Synthesis of a novel series of thiazole-based histone acetyltransferase inhibitors
Secci, Daniela,Carradori, Simone,Bizzarri, Bruna,Bolasco, Adriana,Ballario, Paola,Patramani, Zoi,Fragapane, Paola,Vernarecci, Stefano,Canzonetta, Claudia,Filetici, Patrizia
, p. 1680 - 1689 (2014/03/21)
Acetylation, which targets a broad range of histone and non-histone proteins, is a reversible mechanism and plays a critical role in eukaryotic genes activation/deactivation. Acetyltransferases are very well conserved through evolution. This allows the use of a simple model organism, such as budding yeast, for the study of their related processes and to discover specific inhibitors.
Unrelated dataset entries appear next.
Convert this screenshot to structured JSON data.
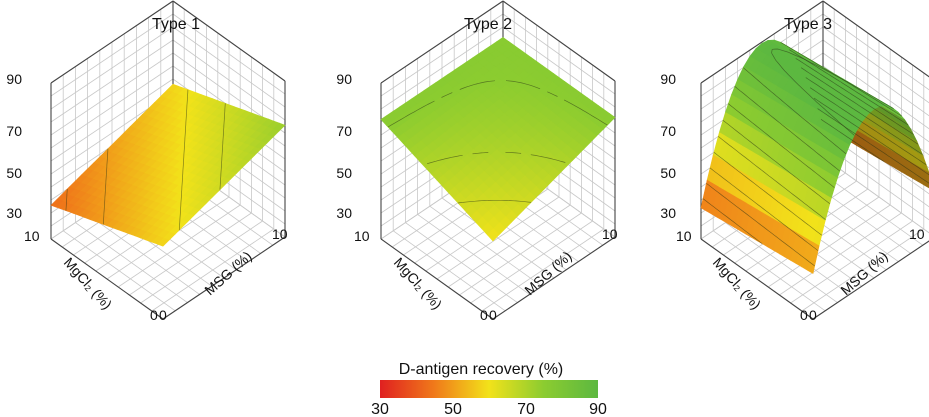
{
  "colorbar": {
    "title": "D-antigen recovery (%)",
    "ticks": [
      "30",
      "50",
      "70",
      "90"
    ],
    "min": 30,
    "max": 90,
    "colors": [
      "#e02020",
      "#f07a1a",
      "#f2e21a",
      "#8ccc30",
      "#5cb840"
    ]
  },
  "chart_data": [
    {
      "type": "surface",
      "title": "Type 1",
      "xlabel": "MgCl₂ (%)",
      "ylabel": "MSG (%)",
      "zlabel": "D-antigen recovery (%)",
      "x_range": [
        0,
        10
      ],
      "y_range": [
        0,
        10
      ],
      "zlim": [
        30,
        90
      ],
      "z_ticks": [
        "30",
        "50",
        "70",
        "90"
      ],
      "x_ticks": [
        "10",
        "0"
      ],
      "y_ticks": [
        "0",
        "10"
      ],
      "grid": true,
      "surface": {
        "model": "plane",
        "c": 58,
        "a": -1.5,
        "b": 1.5
      }
    },
    {
      "type": "surface",
      "title": "Type 2",
      "xlabel": "MgCl₂ (%)",
      "ylabel": "MSG (%)",
      "zlabel": "D-antigen recovery (%)",
      "x_range": [
        0,
        10
      ],
      "y_range": [
        0,
        10
      ],
      "zlim": [
        30,
        90
      ],
      "z_ticks": [
        "30",
        "50",
        "70",
        "90"
      ],
      "x_ticks": [
        "10",
        "0"
      ],
      "y_ticks": [
        "0",
        "10"
      ],
      "grid": true,
      "surface": {
        "model": "saddle",
        "c": 72,
        "a": 0.8,
        "b": 0.8,
        "ab": -0.16
      }
    },
    {
      "type": "surface",
      "title": "Type 3",
      "xlabel": "MgCl₂ (%)",
      "ylabel": "MSG (%)",
      "zlabel": "D-antigen recovery (%)",
      "x_range": [
        0,
        10
      ],
      "y_range": [
        0,
        10
      ],
      "zlim": [
        30,
        90
      ],
      "z_ticks": [
        "30",
        "50",
        "70",
        "90"
      ],
      "x_ticks": [
        "10",
        "0"
      ],
      "y_ticks": [
        "0",
        "10"
      ],
      "grid": true,
      "surface": {
        "model": "ridge",
        "c": 95,
        "peak_y": 5,
        "curv": 1.9,
        "slope_x": 5.5
      }
    }
  ]
}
Following a simple yeast-based chemogenetic approach, we have identified a novel HAT (histone acetyltransferase) inhibitor active both in vitro and in vivo. This new synthetic compound, 1-(4-(4-chlorophenyl)thiazol-2- yl)-2-(propan-2-ylidene)hydrazine, named BF1, showed substrate selectivity for histone H3 acetylation and inhibitory activity in vitro on recombinant HAT Gcn5 and p300. Finally, we tested BF1 on human cells, HeLa as control and two aggressive cancer cell lines: a neuroblastoma from neuronal tissue and glioblastoma from brain tumour. Both global acetylation of histone H3 and specific acetylation at lysine 18 (H3AcK18) were lowered by BF1 treatment. Collectively, our results show the efficacy of this novel HAT inhibitor and propose the utilization of BF1 as a new, promising tool for future pharmacological studies.